I’ve been trying to find the words to describe the woman who the biggest inspiration in my life, but fell short today. I could go on and on about how I miss my mother and how much I wish that she was here with me, making plans to come to my graduation, to watch me walk down the aisle and accept my diploma, to hug me and tell me how proud she is, but I won’t do it. Not this year.
My mother has played such an influential role in my life since her passing—- she was a major reason I went into Women’s Studies, why I became so close knit with estranged family, and why I’ve become who I am today. She’s been a posthumous beacon for me and I am POSITIVE she is guiding me through the trials and tribulations of life as my guardian angel. Now I have a problem with organized religion, but I do believe in spirituality, because I know all the family I’ve lost are looking down on us and guiding us as we make decisions that can change our lives (when I say us I mean my whole family).
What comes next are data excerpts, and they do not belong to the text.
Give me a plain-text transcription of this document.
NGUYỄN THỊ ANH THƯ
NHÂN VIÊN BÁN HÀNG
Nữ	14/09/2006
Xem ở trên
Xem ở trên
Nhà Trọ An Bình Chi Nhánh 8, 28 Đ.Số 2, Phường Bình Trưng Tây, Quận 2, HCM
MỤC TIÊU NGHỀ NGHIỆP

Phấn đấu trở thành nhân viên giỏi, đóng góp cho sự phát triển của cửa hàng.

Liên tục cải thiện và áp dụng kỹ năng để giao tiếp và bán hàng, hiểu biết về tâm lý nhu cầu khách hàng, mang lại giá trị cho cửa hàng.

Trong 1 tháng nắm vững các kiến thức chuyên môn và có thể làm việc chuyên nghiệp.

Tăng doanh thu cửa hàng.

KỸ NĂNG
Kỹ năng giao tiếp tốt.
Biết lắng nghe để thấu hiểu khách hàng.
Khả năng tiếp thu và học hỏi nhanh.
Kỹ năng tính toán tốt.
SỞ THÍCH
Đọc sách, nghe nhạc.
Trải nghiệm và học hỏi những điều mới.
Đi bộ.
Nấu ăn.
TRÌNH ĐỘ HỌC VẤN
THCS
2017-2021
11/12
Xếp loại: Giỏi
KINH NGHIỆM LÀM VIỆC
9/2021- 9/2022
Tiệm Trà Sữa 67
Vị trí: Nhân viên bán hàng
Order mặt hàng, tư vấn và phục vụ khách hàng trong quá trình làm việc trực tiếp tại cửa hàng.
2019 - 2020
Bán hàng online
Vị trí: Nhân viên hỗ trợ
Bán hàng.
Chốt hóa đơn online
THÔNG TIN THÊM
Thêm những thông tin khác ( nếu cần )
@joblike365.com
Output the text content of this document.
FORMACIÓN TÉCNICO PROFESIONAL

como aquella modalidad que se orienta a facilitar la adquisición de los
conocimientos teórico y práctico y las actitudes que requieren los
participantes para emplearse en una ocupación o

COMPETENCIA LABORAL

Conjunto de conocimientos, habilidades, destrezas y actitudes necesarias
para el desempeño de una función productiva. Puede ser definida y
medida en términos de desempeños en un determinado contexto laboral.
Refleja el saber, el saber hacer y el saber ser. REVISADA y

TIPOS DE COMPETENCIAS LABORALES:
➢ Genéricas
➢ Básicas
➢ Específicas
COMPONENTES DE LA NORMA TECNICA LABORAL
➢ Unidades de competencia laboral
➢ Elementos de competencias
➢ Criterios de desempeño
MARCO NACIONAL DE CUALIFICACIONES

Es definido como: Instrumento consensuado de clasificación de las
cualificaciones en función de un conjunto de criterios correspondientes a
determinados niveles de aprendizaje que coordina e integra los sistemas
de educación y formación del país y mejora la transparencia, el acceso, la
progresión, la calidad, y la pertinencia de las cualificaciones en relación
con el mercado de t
Now even though today is a sad day for me, it has given me motive to become reflective of all that has occurred since these 4 years have passed. As I’ve mentioned before, I’ve become close knit with estranged family members. Growing up, we were all so disconnected, and there could be many reasons on why this happened, but one thing that’s for sure is I couldn’t say 4 years ago that I would be traveling to Miami to visit my family there or plan events for Puerto Rico with cousins I hardly knew growing up. It’s such a blessing to be able to have so much support from family who you assumed growing up didn’t care. I am so grateful and appreciative of them and wanted to thank them for the love and affection they’ve shown me.
To my mother:
You have given me the necessary tools to become a phenomenal woman. I hope you know that I carry you wherever I go. You are my spirit, my drive, and my motivation to be successful. I love you, always and forever.